Lockman resists the temptation to suggest that the professed socialism of the Zionist Socialists was merely cynical. He writes with some sympathy of the contradictions of the further reaches of the Zionist left, including first Poalei Ziyon Smol and then Hashomer Hatzair; he acknowledges that the colonialist perspective towards 'native' workers was not unique to the Zionist labour movement but characterised other imperial trade unionists too. Nevertheless, he also resists the temptation to suggest that with more goodwill and better luck the clash between Zionism and Palestinian Arab nationalism could have turned out well, or even turned out better. The trajectory of the Zionist project was always to take over the territory and to 'transfer' its then inhabitants, the Palestinian Arabs, to somewhere else. And that's what happened.

Friday, May 18, 2018

Review of Walkway

One of the more interesting books that I've read in a while, though I can't say for sure that it was one of the best. It's a sort of novelisation of some of the techno-utopian ideas expressed by, among others, Toni Negri and Kevin Carson.
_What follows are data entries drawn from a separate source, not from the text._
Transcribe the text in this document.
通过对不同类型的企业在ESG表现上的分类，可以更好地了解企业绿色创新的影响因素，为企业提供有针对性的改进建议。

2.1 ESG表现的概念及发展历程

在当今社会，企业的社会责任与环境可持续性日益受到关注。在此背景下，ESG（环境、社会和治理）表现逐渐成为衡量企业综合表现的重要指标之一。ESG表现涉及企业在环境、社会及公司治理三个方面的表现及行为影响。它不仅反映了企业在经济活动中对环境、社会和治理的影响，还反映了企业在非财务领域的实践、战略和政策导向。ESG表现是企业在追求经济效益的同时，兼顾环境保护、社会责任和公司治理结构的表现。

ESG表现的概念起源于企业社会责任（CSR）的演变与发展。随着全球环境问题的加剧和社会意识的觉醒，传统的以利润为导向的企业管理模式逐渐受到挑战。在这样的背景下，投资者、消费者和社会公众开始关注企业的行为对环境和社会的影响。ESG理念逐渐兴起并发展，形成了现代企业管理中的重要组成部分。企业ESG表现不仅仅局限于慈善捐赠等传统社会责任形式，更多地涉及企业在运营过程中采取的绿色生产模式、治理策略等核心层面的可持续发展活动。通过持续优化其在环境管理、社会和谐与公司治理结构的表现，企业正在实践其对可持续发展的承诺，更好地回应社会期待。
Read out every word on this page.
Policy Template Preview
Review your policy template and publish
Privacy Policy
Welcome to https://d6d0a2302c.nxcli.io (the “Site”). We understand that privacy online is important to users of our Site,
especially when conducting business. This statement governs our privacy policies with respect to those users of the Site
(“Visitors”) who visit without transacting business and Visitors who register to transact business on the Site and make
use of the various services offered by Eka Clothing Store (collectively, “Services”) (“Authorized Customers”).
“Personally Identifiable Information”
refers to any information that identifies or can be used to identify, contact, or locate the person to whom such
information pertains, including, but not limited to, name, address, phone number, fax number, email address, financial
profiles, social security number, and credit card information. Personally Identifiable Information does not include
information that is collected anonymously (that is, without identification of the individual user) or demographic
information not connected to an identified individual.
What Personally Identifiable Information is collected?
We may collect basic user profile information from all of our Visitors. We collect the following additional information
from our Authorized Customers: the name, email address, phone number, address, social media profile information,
I was really surprised that neither of them got a name-check in the acknowledgements at the end of the book, because it seems to me to align quite well with their ideas and I find it hard to believe that Cory Doctorow has read widely in this domain and yet not come across them. On the other hand, it's a hell of a lot easier to read than actual Negri, which I find almost impenetrable.

It depicts an anarchist utopia in the not too distant future, existing in the instersices left by the mainstream world - 'default', in the novel. The future utopians just walk away from their militarised, impoverished, impossible lives in default, to take up a place in a technology-enabled cornucopia with few rules and no government.

As one expects from utopian novels, there's a lot of explaining, with plenty of conversations about how it all works that wouldn't happen in real life. I didn't much mind that. I didn't mind the need to provide some elements of drama and narrative by having the world of default strike out at the utopians, so that there was some actual tension that's hard to account for in a utopia. There's a sub-plot in that one of the utopians is a daughter of one of the patricians (zottas, from 'zotta-rich'), and is kidnapped by mercenaries hired by her father to deprogram her; that was fine too, and it let Doctorow discuss the contradictions of a society dominated by an ever-decreasing number of super-rich.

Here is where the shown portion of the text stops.